L’attenzione che, in questi giorni le cronache dei mezzi d’informazione hanno rivolto a quanto avvenuto ai confini tra Sesto Fiorentino e Firenze, ha travalicato, ovviamente lo specifico dell’episodio a carattere locale, catturando l’interesse nazionale. La cronaca riporta di scontri tra “forze
dell’ordine” e circa un migliaio di cinesi. Ci preme prendere spunto da quanto accaduto e porci nell’ottica del cercare di comprendere il contesto che ha portato ad una vera e propria rivolta.
Partiamo dal fatto che quando ci riferiamo ai luoghi dove risiede la comunità cinese, a Firenze e nelle zone limitrofe, ma anche in altre città ad es. Milano, non ci riferiamo a quartieri “difficili”, a “banlieu”; ci riferiamo ad intere zone in cui la comunità cinese ha una presenza presso che maggioritaria, la definizione di “città fabbrica” rende appieno la realtà.
L’aspetto che si coglie è la percezione di un difficile e complicato rapporto tra “locali” e “nuovi”. Difficoltà che va, seppur lentamente, attenuandosi tenendo in considerazione che, ormai abbiamo a che fare con la seconda generazione; con chi è di origine cinese ma è italiano a tutti gli effetti.
Una comunità chiusa che pone come elemento qualificante della propria esistenza la “centralità della fabbrica”. Ma in questo concetto non vi alcunché di marxista, bensì si rende comprensibile quanto è, più o meno risaputo, e cioè che la quotidianità dei / delle cinesi / e ruota attorno al ciclo
produttivo, nel caso fiorentino alla filiera del tessile. Una comunità che vive nel silenzio assoluto il proprio rapporto con ciò che trova attorno. Un silenzio che spesso viene vissuto con sollievo dagli italiani. Il luogo comune che passa ha il carattere buonista: “si certo la loro vita si svolge tutta in fabbrica, lavorano tutto il giorno... ma non danno noia a nessuno”.
Ma poi succede un qualcosa che rompe la monotonia di un non rapporto.

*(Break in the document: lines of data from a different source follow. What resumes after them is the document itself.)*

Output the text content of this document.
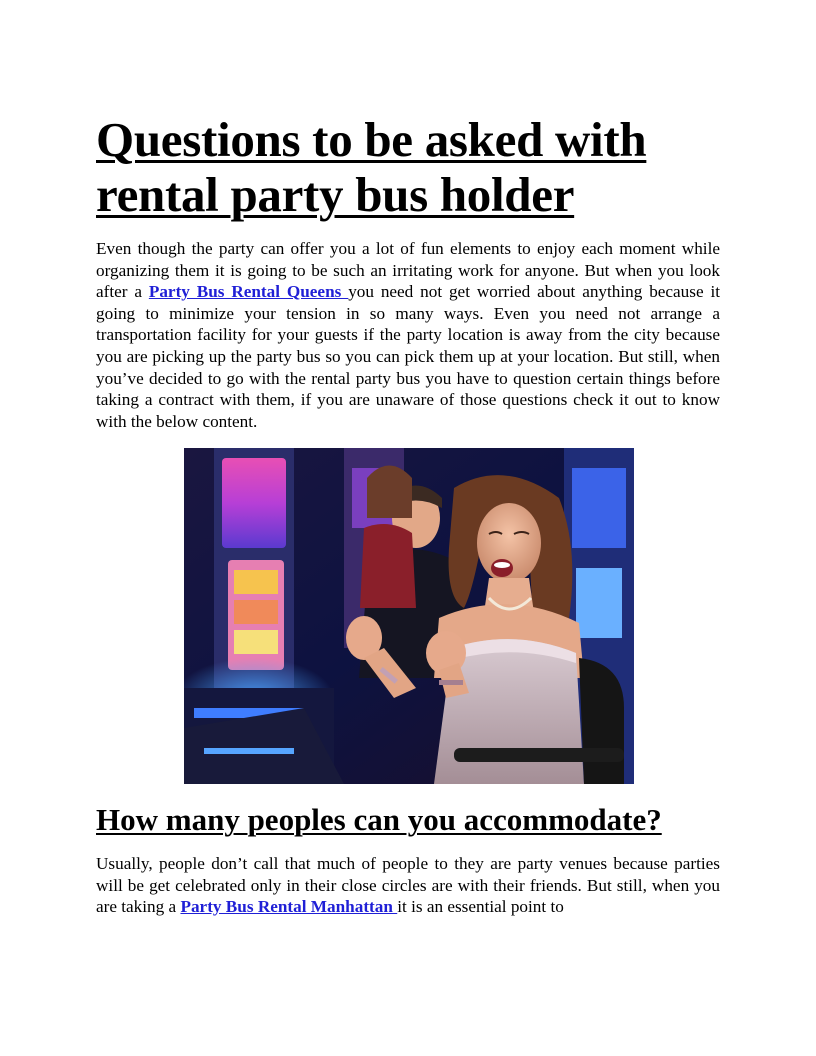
Questions to be asked with rental party bus holder

Even though the party can offer you a lot of fun elements to enjoy each moment while organizing them it is going to be such an irritating work for anyone. But when you look after a Party Bus Rental Queens you need not get worried about anything because it going to minimize your tension in so many ways. Even you need not arrange a transportation facility for your guests if the party location is away from the city because you are picking up the party bus so you can pick them up at your location. But still, when you’ve decided to go with the rental party bus you have to question certain things before taking a contract with them, if you are unaware of those questions check it out to know with the below content.

How many peoples can you accommodate?

Usually, people don’t call that much of people to they are party venues because parties will be get celebrated only in their close circles are with their friends. But still, when you are taking a Party Bus Rental Manhattan it is an essential point to
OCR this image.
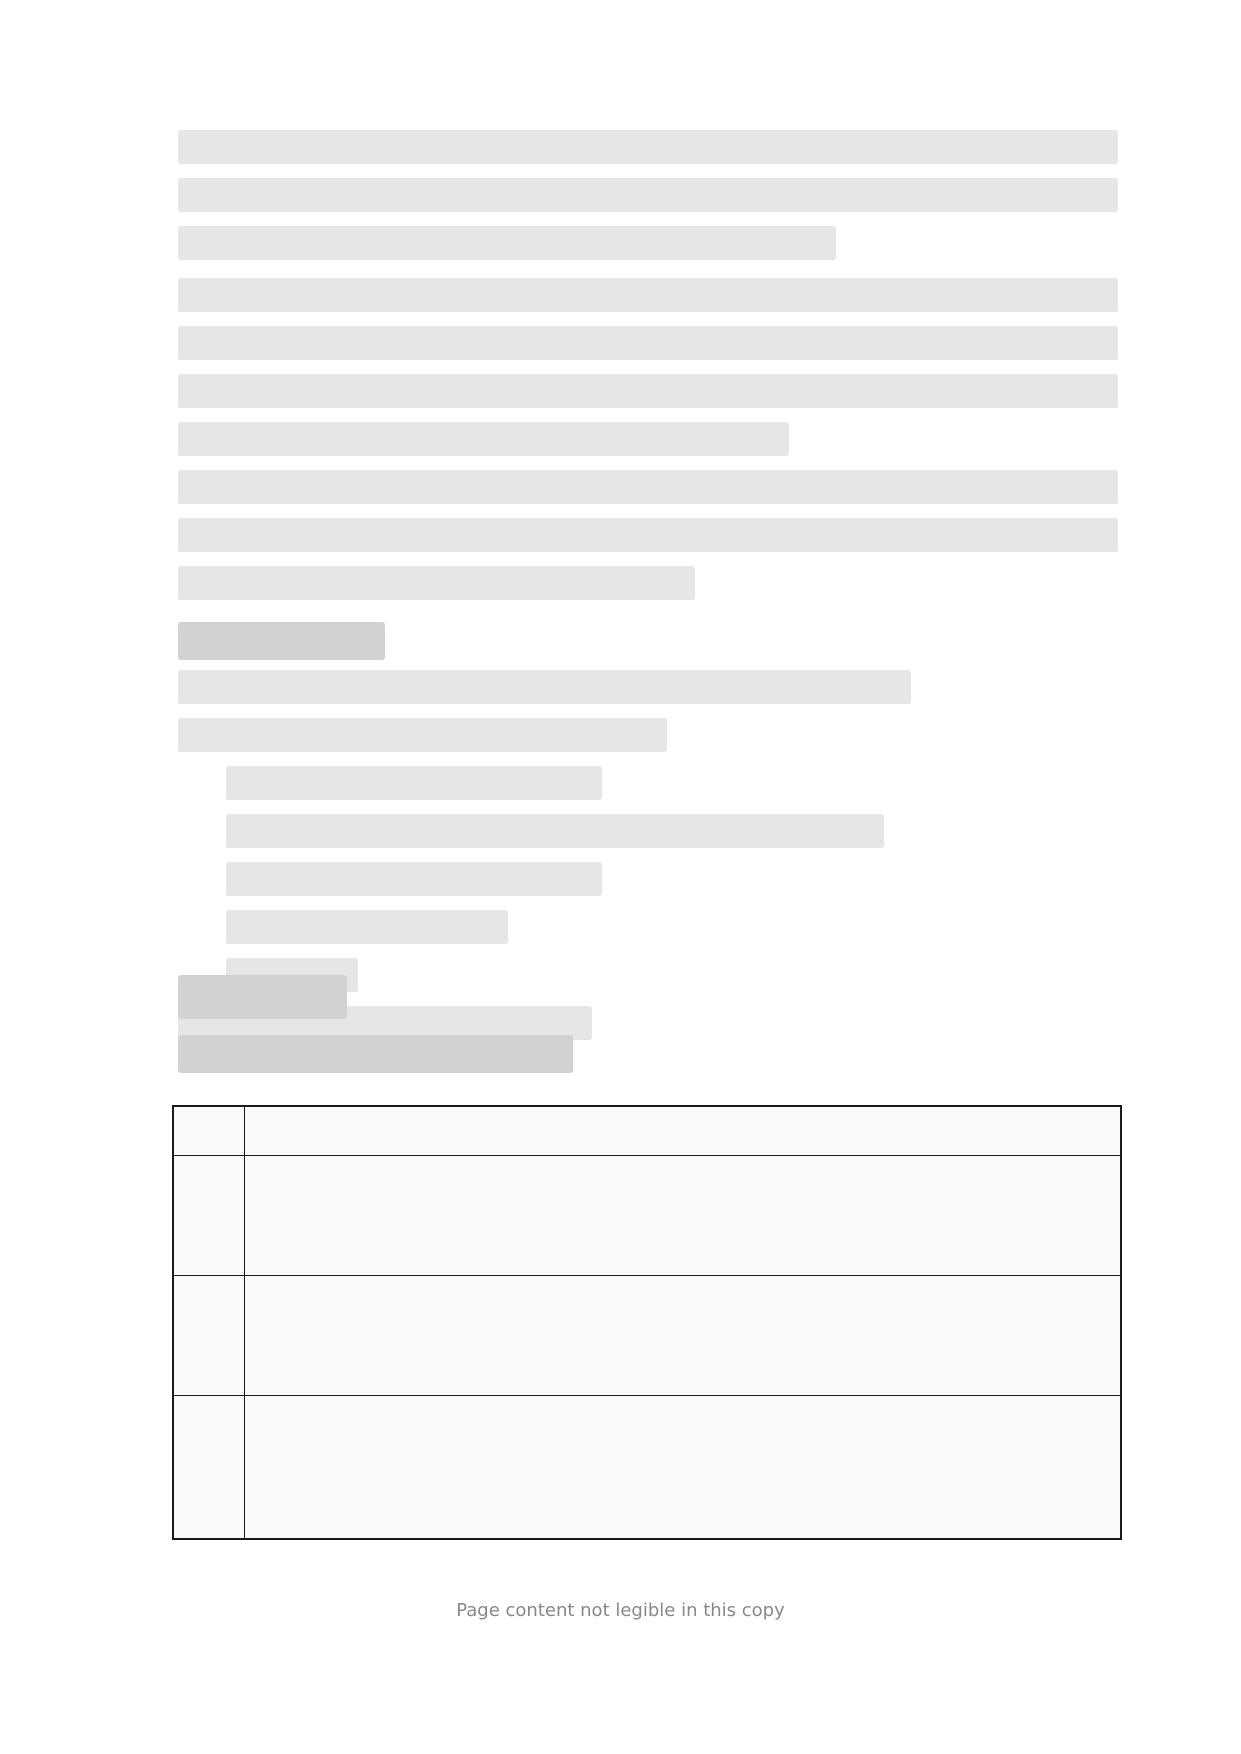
Page content not legible in this copy
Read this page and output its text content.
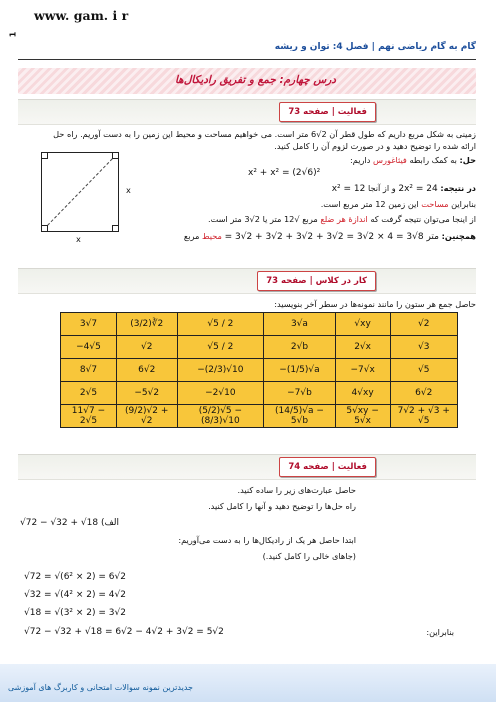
www. gam. i r
1
گام به گام ریاضی نهم | فصل 4: توان و ریشه
درس چهارم: جمع و تفریق رادیکال‌ها
فعالیت | صفحه 73
زمینی به شکل مربع داریم که طول قطر آن 2√6 متر است. می خواهیم مساحت و محیط این زمین را به دست آوریم. راه حل
ارائه شده را توضیح دهید و در صورت لزوم آن را کامل کنید.
x
x
حل: به کمک رابطه فیثاغورس داریم:
x² + x² = (2√6)²
در نتیجه: 2x² = 24 و از آنجا x² = 12
بنابراین مساحت این زمین 12 متر مربع است.
از اینجا می‌توان نتیجه گرفت که اندازهٔ هر ضلع مربع √12 متر یا 2√3 متر است.
همچنین: متر 8√3 = 4 × 2√3 = 2√3 + 2√3 + 2√3 + 2√3 = محیط مربع
کار در کلاس | صفحه 73
حاصل جمع هر ستون را مانند نمونه‌ها در سطر آخر بنویسید:
3√7	(3/2)∛2	√5 / 2	3√a	√xy	√2
−4√5	√2	√5 / 2	2√b	2√x	√3
8√7	6√2	−(2/3)√10	−(1/5)√a	−7√x	√5
2√5	−5√2	−2√10	−7√b	4√xy	6√2
11√7 − 2√5	(9/2)√2 + √2	(5/2)√5 − (8/3)√10	(14/5)√a − 5√b	5√xy − 5√x	7√2 + √3 + √5
فعالیت | صفحه 74
حاصل عبارت‌های زیر را ساده کنید.
راه حل‌ها را توضیح دهید و آنها را کامل کنید.
√72 − √32 + √18 (الف
ابتدا حاصل هر یک از رادیکال‌ها را به دست می‌آوریم:
(جاهای خالی را کامل کنید.)
√72 = √(6² × 2) = 6√2
√32 = √(4² × 2) = 4√2
√18 = √(3² × 2) = 3√2
√72 − √32 + √18 = 6√2 − 4√2 + 3√2 = 5√2	بنابراین:
جدیدترین نمونه سوالات امتحانی و کاربرگ های آموزشی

A Prato la notte del 1 dicembre 2013, all’interno di un laboratorio scoppia un incendio e 7 operai cinesi muoiono. Oppure a Milano nel 2007, in via Sarpi come a Firenze nel 2007 nella zona industriale del tessile scoppia la rivolta. Scontri, feriti, arresti e tutto il corollario che ben conosciamo che accade in queste occasioni.
Se nel primo caso abbiamo a che fare con la fabbrica / dormitorio, nel secondo abbiamo a che fare con il rapporto conflittuale che esiste tra il tentativo di porre sotto controllo fiscale l’attività che svolge la comunità cinese e il metodo repressivo portato avanti dalle “forze dell’ordine”.
Se a Milano a far scattare la rivolta fu un controllo fiscale, piuttosto maldestro, ad una esercente cinese; a Firenze, in seguito al rogo del 2013 si sono intensificati i controlli, che spesso e volentieri si trasformano in un vero e proprio “fiato sul collo”, ai capannoni / laboratori.
L’ultima rivolta ha prodotto i soliti e rituali commenti e prese di posizione degli amministratori. A partire dal governatore Rossi abbiamo sentito il classico ritornello dei luoghi comuni a proposito di legalità, sfruttamento, evasione fiscale ecc. Ciò che ha impressionato e fatto gridare al complotto,
al fatto che era una rivolta preparata, è perchè in pochissime ore dai pochi presenti al momento del controllo si è arrivati al migliaio di manifestanti.
Nessuna parola abbiamo sentito rispetto ad una situazione che è nota a tutti; rispetto alle complicità dei tanti “professionisti” italiani che supportano
questa situazione, da chi affitta i locali a chi suggerisce i “trucchi” per ridurre i costi e massimizzare i profitti.
I cinesi che hanno tentato di esporre le motivazioni della protesta hanno posto al centro la pressione a cui sono sottoposti, anche loro si appellano alla legalità, una legalità che non sia sbilanciata, ma che sia equa, nei loro confronti ma anche nei confronti di italiani ed altri.
Probabilmente la strada affinché i lavoratori cinesi arrivino a lottare anche contro chi li sfrutta è lunga e difficile; la messa in discussione dei meccanismi perversi che tengono in piedi la filiera dei distretti industriali, dei dormitori abusivi, dello sfruttamento degli immigrati clandestini ecc. potrà darsi con lo sviluppo di un rapporto dialettico tra coloro che, quotidianamente provano a mettere in discussione lo stato di cose presenti e coloro che ne subiscono tutti gli effetti, repressione compresa.